In 1918, the merger of a number of companies lead to the formation of a new company - Nobel Industries Ltd.
The new combined firm produced blasting gelatine, gelignite, ballistite, guncotton, cordite, and 'safety fuse' as well as several spin-offs from the original companies.
In 1926, Nobel Explosives became a founding member of Imperial Chemical Industries (ICI) - hence the factory being known as the ICI Nobel plant - or, to many locals and workers, simply "the factory".
Over the years, there were a number of serious explosions at the plant, most notably in 1884, 1901, 1913, 1914 and 1937.
But by the 1990s Ardeer's fortunes had declined, accelerated by the demise of the British deep coal mining industry.
Changing patterns in international trade in high explosives and competition from alternative products led to the rationalisation of the factory and, eventually, to its closure.
The site, covering around 2,000 acres, was sold off to Troon Investments Ltd.
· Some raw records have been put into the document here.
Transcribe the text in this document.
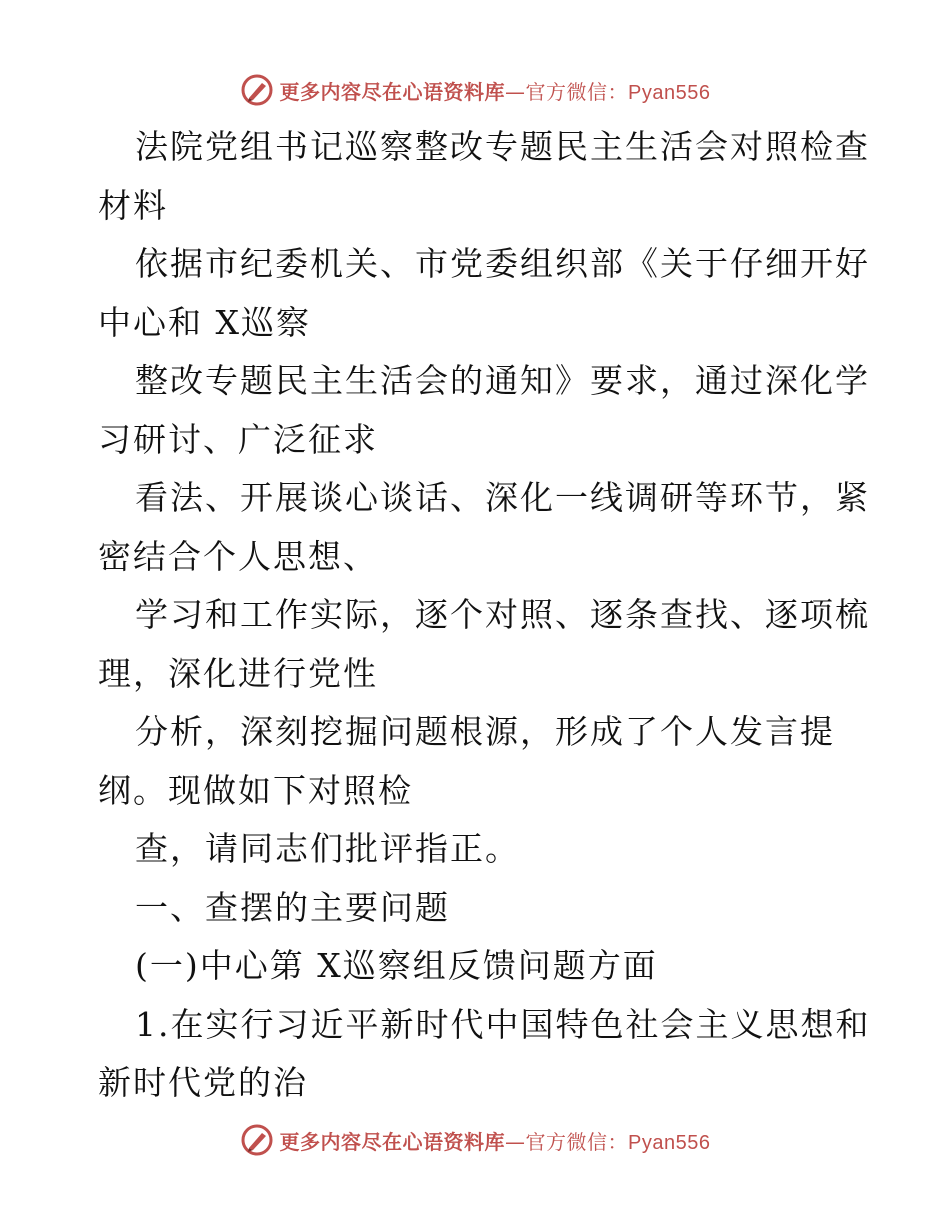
更多内容尽在心语资料库—官方微信：Pyan556
法院党组书记巡察整改专题民主生活会对照检查
材料
依据市纪委机关、市党委组织部《关于仔细开好
中心和 X巡察
整改专题民主生活会的通知》要求，通过深化学
习研讨、广泛征求
看法、开展谈心谈话、深化一线调研等环节，紧
密结合个人思想、
学习和工作实际，逐个对照、逐条查找、逐项梳
理，深化进行党性
分析，深刻挖掘问题根源，形成了个人发言提
纲。现做如下对照检
查，请同志们批评指正。
一、查摆的主要问题
(一)中心第 X巡察组反馈问题方面
1.在实行习近平新时代中国特色社会主义思想和
新时代党的治
更多内容尽在心语资料库—官方微信：Pyan556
In 2006, 1,671 acres of the original site was sold by ICI Chemicals and Polymers to NPL Group, making it one of Scotland's largest brownfield regeneration sites.
On the night of September 8, 2007, a huge explosion rocked the site and shook the homes of many people living nearby, with reports of flames up to 200 feet high, while there were accounts of the blast being heard up to 20 miles away.
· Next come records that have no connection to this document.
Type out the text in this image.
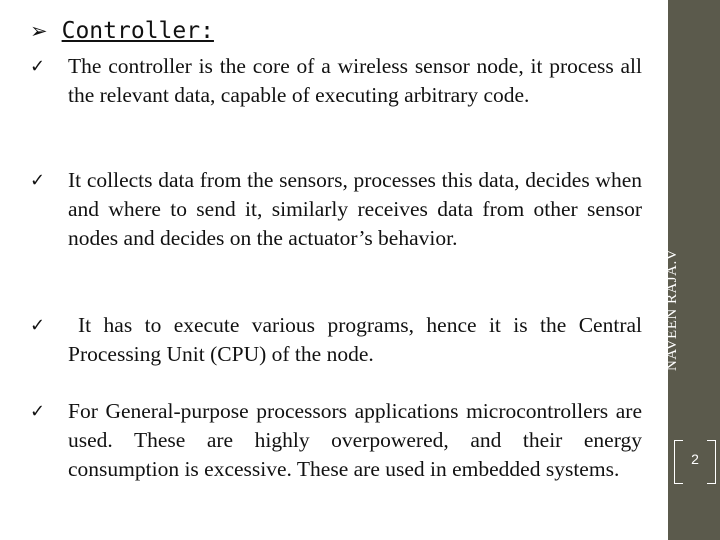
➢ Controller:
✓	The controller is the core of a wireless sensor node, it process all the relevant data, capable of executing arbitrary code.
✓	It collects data from the sensors, processes this data, decides when and where to send it, similarly receives data from other sensor nodes and decides on the actuator’s behavior.
✓	It has to execute various programs, hence it is the Central Processing Unit (CPU) of the node.
✓	For General-purpose processors applications microcontrollers are used. These are highly overpowered, and their energy consumption is excessive. These are used in embedded systems.
NAVEEN RAJA.V
2
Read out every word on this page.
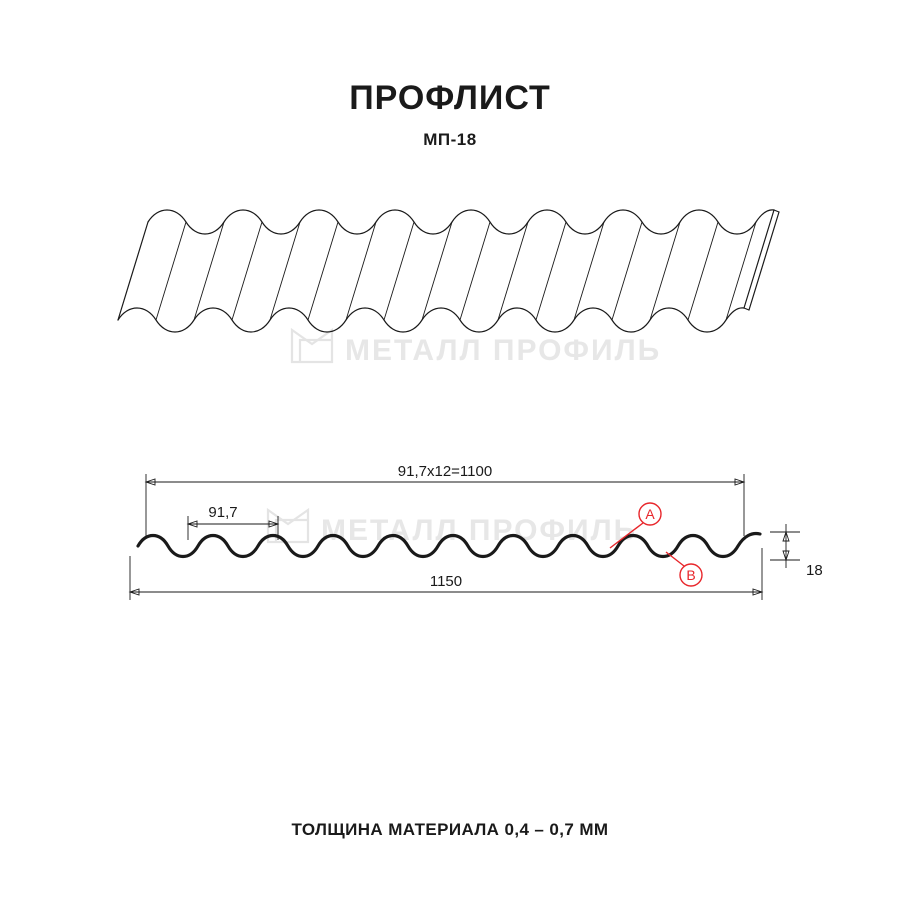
ПРОФЛИСТ
МП-18
МЕТАЛЛ ПРОФИЛЬ
МЕТАЛЛ ПРОФИЛЬ
91,7х12=1100
91,7
1150
18
A
B
ТОЛЩИНА МАТЕРИАЛА 0,4 – 0,7 ММ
Up to 1,700 tons of nitrocellulose - used in ink and coating manufacture - stored on the site were set alight, with 20 fire appliances and 75 firefighters attending to tackle the blaze.
Strathclyde Police later stated that three boys, two aged 14 and one aged 10, had been made the subject of a report to the Children's Panel in connection with the incident.
Today, the site has been more or less cleared of the historic structures connected with the original 1871 factory, and the subsequent expansion and rebuilding of the ICI site until the 1990s, though the power plant and several other buildings of a more recent vintage remain, albeit in a derelict state.